Every day was uncertain; would I find him so down he would barely acknowledge me or would he be like the man I fell in love with? There were the mood swings, his lack of desire for anything; sex, food, me. He was always tired & wanted to sleep & he would quit jobs every month.
Sometimes, he pulled himself together & laughed with others. I would watch his phone conversations; jealous yet happy there was still a spark in him. It seemed that frowns & ennui were mainly reserved for me. Perhaps because he knew that he had me. He was so sure I would always be there.
The ugly thing about depression is that it turns your lover into a stranger. He says & does things that don’t resemble him & you feel guilty because you used to make him happy.
But now it’s all gone. The darkness is more oppressive; the good times are few & far between. Somehow, when he’s laughing & loving you, as scarce as it has become, it is enough to make you forget about the bleak times.
One good day beats a bad week. When the sulkiness returns & he becomes of ice, you are left to deal with it. You know that when you feel like sh*t, he doesn’t even feel guilty. He doesn’t care about you. He doesn’t care about anything. The darkness has won.
I wonder if I should have just chuck it up. I knew that sometimes he felt like his soul hurt him. Yet, when he was mean & insensitive, I took it personally. I thought it was about me even though I knew only months previous, his whole life was dismantled.
Reading ‘Paint it black’ makes me feel guilty.
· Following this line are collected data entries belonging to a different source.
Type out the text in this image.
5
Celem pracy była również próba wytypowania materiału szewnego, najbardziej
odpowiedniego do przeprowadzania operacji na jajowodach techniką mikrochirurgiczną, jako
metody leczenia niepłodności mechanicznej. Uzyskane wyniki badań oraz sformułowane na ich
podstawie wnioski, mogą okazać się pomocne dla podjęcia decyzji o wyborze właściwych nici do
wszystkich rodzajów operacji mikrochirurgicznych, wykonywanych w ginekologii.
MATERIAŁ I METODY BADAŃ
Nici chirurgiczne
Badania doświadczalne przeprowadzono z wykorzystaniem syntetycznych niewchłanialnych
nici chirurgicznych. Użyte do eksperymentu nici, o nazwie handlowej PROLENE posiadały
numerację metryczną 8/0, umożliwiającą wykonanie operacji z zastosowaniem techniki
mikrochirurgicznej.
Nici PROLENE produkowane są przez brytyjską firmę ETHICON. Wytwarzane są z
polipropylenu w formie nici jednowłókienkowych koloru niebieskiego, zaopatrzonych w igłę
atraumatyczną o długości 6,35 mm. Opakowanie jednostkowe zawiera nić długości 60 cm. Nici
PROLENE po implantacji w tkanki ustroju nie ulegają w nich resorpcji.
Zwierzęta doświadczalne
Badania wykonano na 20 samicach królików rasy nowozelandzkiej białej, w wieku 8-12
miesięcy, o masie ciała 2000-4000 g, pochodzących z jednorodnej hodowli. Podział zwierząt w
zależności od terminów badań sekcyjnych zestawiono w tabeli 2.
It renders my head wobbly with ‘maybes’; maybe I should have stuck around & somehow forced my happiness on him, maybe if my love was stronger, maybe if I fixed the holes in his life, maybe I should have put up with it. After all, isn’t the best time to love someone when they are down? Can’t everything we love be saved?
When your Lover is depressed; your life gets ugly. You are dragged to the bottom of a very dark well & you find yourself grasping for air, while trying to simultaneously swim your way back up & pull your lover to the surface. But he’s too heavy. There are rocks tied to his legs & arms. Do you drown with him or save yourself?